Moving from primary to secondary school can be exciting and a normal part of growing up for your child. But change of any kind can bring uncertainty. Most children manage the change successfully, but there may be some ups and downs along the way.
When your child moves to secondary school, they will be making new friends and having to organise themselves for the day ahead. They will have to get used to a bigger school, with lots of different teachers and different lessons in different classes. They may be missing their friends and teachers from primary school.
As a parent or carer, you can help your child through this transition with careful and sensitive planning.
How can you help your child with their move to secondary school?
- Encourage your child to explore their feelings – Explore any worries or anything they are confused about. Talk about what your child is looking forward to. Get involved with the school’s plans for transition of Year 6’s.

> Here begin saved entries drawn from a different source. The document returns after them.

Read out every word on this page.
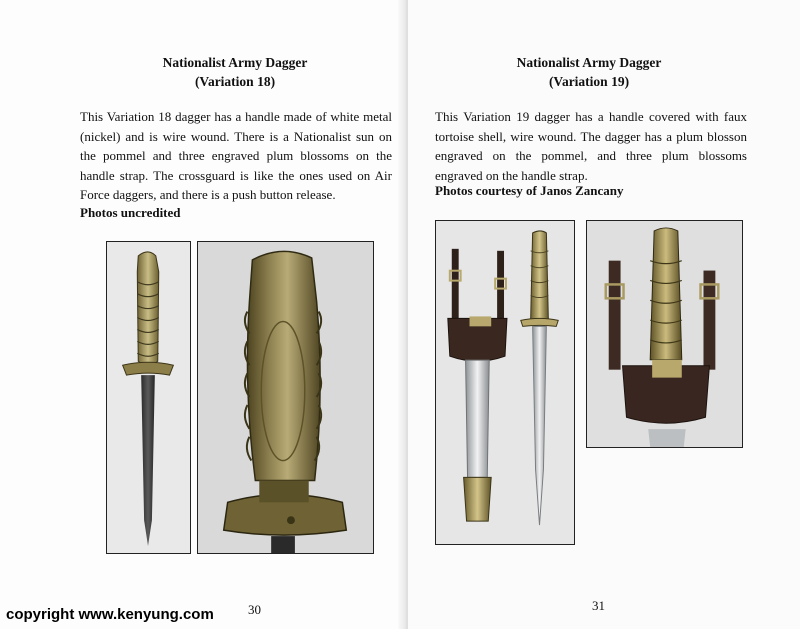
Nationalist Army Dagger
(Variation 18)
This Variation 18 dagger has a handle made of white metal
(nickel) and is wire wound. There is a Nationalist sun on
the pommel and three engraved plum blossoms on the
handle strap. The crossguard is like the ones used on Air
Force daggers, and there is a push button release.
Photos uncredited
30
Nationalist Army Dagger
(Variation 19)
This Variation 19 dagger has a handle covered with faux
tortoise shell, wire wound. The dagger has a plum blosson
engraved on the pommel, and three plum blossoms
engraved on the handle strap.
Photos courtesy of Janos Zancany
31
copyright www.kenyung.com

If possible, celebrate the end of the primary school experience.
- Help your child make connections with their school – Look at the school’s website and take part in induction events. Try to meet with key staff that will be supporting your child such as their form tutor and head of year. Prepare your child for the journey to school, practicing the route. If, after a few weeks, your child is still struggling, get in touch with school to discuss your concerns.
- Building friendships and relationships – Help your child to think about how they might approach new people and what questions they could ask: where do you live, what did you do over the summer holidays, what sports do you like? Remind your child that all the students in their year are in the same position. Encourage your child to join a lunchtime or after-school activity. If possible, plan activities over the summer holidays to meet up with other children who are starting the same secondary school.
- Build your child’s independence and confidence – Encourage them to take on more responsibilities at home to build their confidence and independence. Take notice when your child is doing things well and give your child lots of praise.